Dienstgericht Leipzig / AfD-Politiker und Ex-Richter Jens Maier behält Pensionsansprüche

01.12.2024 - 12.40 Uhr

Als Richter darf der AfD-Politiker Jens Maier seit Jahren nicht mehr arbeiten. Seine Pensionsansprüche inklusive Ruhegeld darf er aber behalten. Das hat das Leipziger Dienstgericht entschieden. Dagegen ist Berufung möglich.

Seit Jahren ist der umstrittene Richter und AfD-Politiker Jens Maier Sachsens Justizministerium ein Dorn im Auge. Vor zwei Jahren wurde er wegen Verletzungen von Dienstpflichten vorzeitig in den Ruhestand versetzt, seine Pensionsansprüche darf er aber behalten. Das entschied das Dienstgericht für Richterinnen und Richter in Leipzig. Die Vorwürfe hätten nur teilweise bestätigt werden können, rechtfertigten aber keine zusätzlichen Maßnahmen, begründete die Vorsitzende Richterin Yvonne Wagner. Das Urteil ist noch nicht rechtskräftig. Gegen die Entscheidung ist Berufung beim Dienstgerichtshof möglich.
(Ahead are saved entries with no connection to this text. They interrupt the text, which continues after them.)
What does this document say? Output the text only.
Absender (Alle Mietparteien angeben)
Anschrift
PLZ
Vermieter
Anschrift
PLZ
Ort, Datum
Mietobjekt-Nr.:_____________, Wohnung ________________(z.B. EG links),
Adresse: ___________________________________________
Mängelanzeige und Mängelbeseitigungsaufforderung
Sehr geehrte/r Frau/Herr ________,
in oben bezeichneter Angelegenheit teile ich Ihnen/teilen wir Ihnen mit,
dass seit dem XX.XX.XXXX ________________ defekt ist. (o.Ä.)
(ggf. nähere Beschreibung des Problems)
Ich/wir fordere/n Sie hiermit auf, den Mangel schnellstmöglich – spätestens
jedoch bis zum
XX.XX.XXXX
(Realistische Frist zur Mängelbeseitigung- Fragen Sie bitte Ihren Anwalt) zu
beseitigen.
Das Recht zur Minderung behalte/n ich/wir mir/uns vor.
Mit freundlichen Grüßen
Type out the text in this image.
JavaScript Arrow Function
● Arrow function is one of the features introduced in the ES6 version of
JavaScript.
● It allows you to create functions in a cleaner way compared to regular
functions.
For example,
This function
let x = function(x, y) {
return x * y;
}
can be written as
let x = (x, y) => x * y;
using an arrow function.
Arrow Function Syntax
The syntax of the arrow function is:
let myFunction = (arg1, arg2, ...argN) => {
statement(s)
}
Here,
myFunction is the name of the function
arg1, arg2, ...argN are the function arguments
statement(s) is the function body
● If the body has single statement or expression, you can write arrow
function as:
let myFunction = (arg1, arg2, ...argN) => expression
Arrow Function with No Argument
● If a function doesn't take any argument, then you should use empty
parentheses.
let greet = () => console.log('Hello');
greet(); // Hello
Dem aus Bremen stammenden Maier hatte das Ministerium in der jetzigen Klage eine "schuldhafte Verletzung von Dienstpflichten" in seinem früheren Richteramt vorgeworfen. Unter anderem bezieht sich die Disziplinarklage auf Äußerungen Maiers vom April 2017. Darin soll er über die Gewalttaten des norwegischen Terroristen Anders Breivik unter anderem öffentlich geäußert haben, dieser sei "aus Verzweiflung" zum Massenmörder geworden.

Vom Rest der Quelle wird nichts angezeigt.